The NIH has a complex organizational structure (http://www.nih.gov/icd) made up of institutes or divisions with their own research interests. When the application is submitted, it is first reviewed by the Center for Scientific Review; based on the content of the abstract, a program officer at the CSR assigns the grant to an Integrated Review Group (a study section) and an institute or center. If you want your application to be assigned to a specific institute or study section, make sure the first or last sentences of the abstract have keywords aligned with those research interests. There may be some overlap between study sections, and you are allowed to request a study section in the cover letter.
About two to three months after submission, the Scientific Review Groups evaluate the scientific merit of the grant. After another two to three months, an advisory council or board recommends the grant for approval.
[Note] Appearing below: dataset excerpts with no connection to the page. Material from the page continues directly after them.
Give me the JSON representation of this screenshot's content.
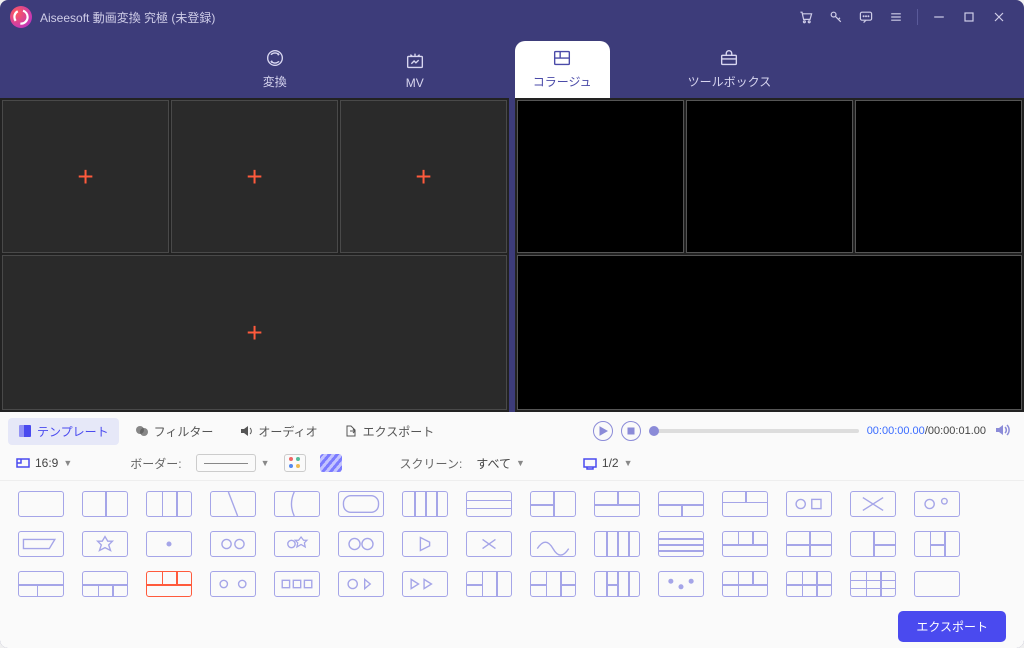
{
  "app": {
    "title": "Aiseesoft 動画変換 究極 (未登録)"
  },
  "nav": {
    "convert": "変換",
    "mv": "MV",
    "collage": "コラージュ",
    "toolbox": "ツールボックス"
  },
  "subtabs": {
    "template": "テンプレート",
    "filter": "フィルター",
    "audio": "オーディオ",
    "export": "エクスポート"
  },
  "options": {
    "ratio": "16:9",
    "border_label": "ボーダー:",
    "screen_label": "スクリーン:",
    "screen_value": "すべて",
    "page": "1/2"
  },
  "playback": {
    "current": "00:00:00.00",
    "duration": "00:00:01.00"
  },
  "footer": {
    "export": "エクスポート"
  }
}
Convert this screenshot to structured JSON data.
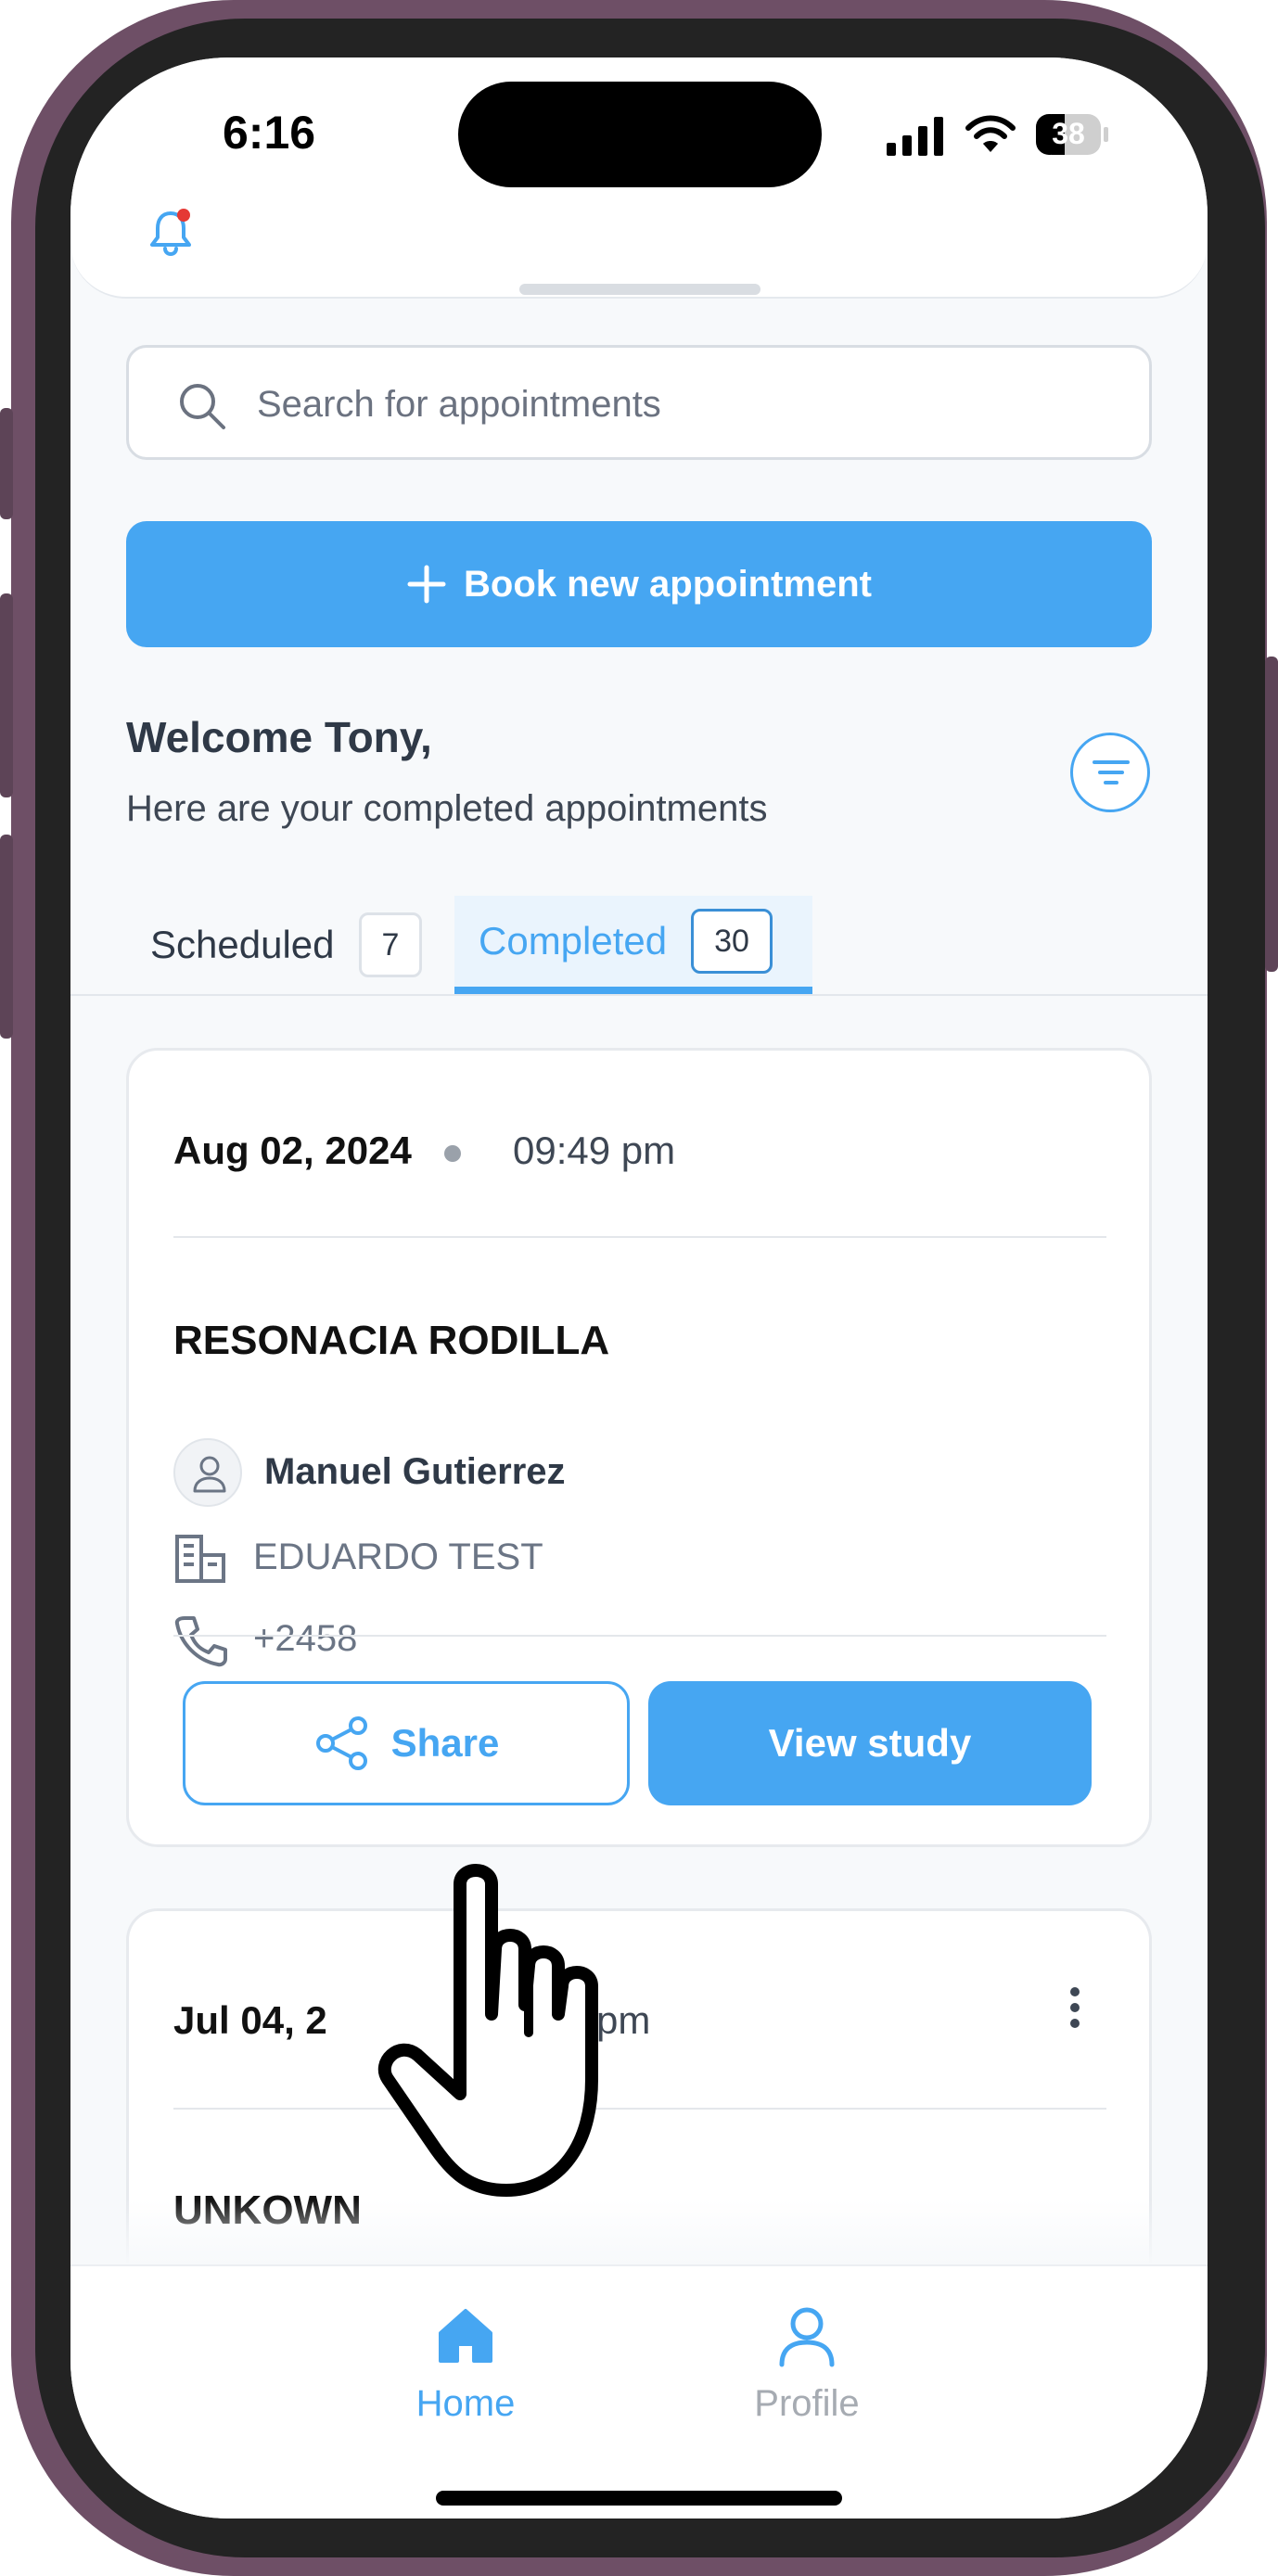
{
  "status_bar": {
    "time": "6:16",
    "battery": "38",
    "icons": [
      "signal-icon",
      "wifi-icon",
      "battery-icon"
    ]
  },
  "header": {
    "notification_icon": "bell-icon",
    "has_unread": true
  },
  "search": {
    "placeholder": "Search for appointments"
  },
  "book_button": {
    "label": "Book new appointment"
  },
  "welcome": {
    "greeting": "Welcome Tony,",
    "subtitle": "Here are your completed appointments"
  },
  "tabs": [
    {
      "label": "Scheduled",
      "count": "7",
      "active": false
    },
    {
      "label": "Completed",
      "count": "30",
      "active": true
    }
  ],
  "appointments": [
    {
      "date": "Aug 02, 2024",
      "time": "09:49 pm",
      "study": "RESONACIA RODILLA",
      "doctor": "Manuel Gutierrez",
      "organization": "EDUARDO TEST",
      "phone": "+2458",
      "share_label": "Share",
      "view_label": "View study"
    },
    {
      "date": "Jul 04, 2",
      "time": "pm",
      "study": "UNKOWN"
    }
  ],
  "bottom_nav": [
    {
      "label": "Home",
      "icon": "home-icon",
      "active": true
    },
    {
      "label": "Profile",
      "icon": "profile-icon",
      "active": false
    }
  ],
  "colors": {
    "accent": "#46a6f2",
    "text_dark": "#2f3947",
    "background": "#f7f9fb"
  }
}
After approval, the institute staff prepares a funding plan for the director, the institute allocates the funds and the grantee begins conducting his or her research. (See figure.)
Writing a cover letter to request a study section
Your cover letter should include the following: application title, institute request (it’s best to choose three, but you need to prioritize ), IRG request (get advice from your program officer on this), and any other special requests. Information on institute requests can be found at www.nih.gov/icd and on study sections at www.csr.nih.gov/Roster_proto/sectionl.asp.
Having your application assigned to the right study section ensures that the appropriate people review your application. The NIH generally honors requests for study sections. It is important to frame your request in positive terms. Mentioning that a study section has several people interested in your area and qualified to judge your work is essential. While gathering the information to make an informed request takes work, many investigators feel it’s worth it. Research the interests of each study section to see where your application would fit best, and look at review rosters to see who is on the committees. Remember that it is not easy to tell who will review the application, because many applications are now reviewed by fluid ad-hoc, special-emphasis panels.
The NIH has three grant cycles that may vary depending on the type of grant. It is important to observe the deadlines. If your grant is submitted after the deadline, it may not be reviewed until the next review cycle. Find grant deadline information at www.nih.gov/grants/funding/submissionschedule.htm.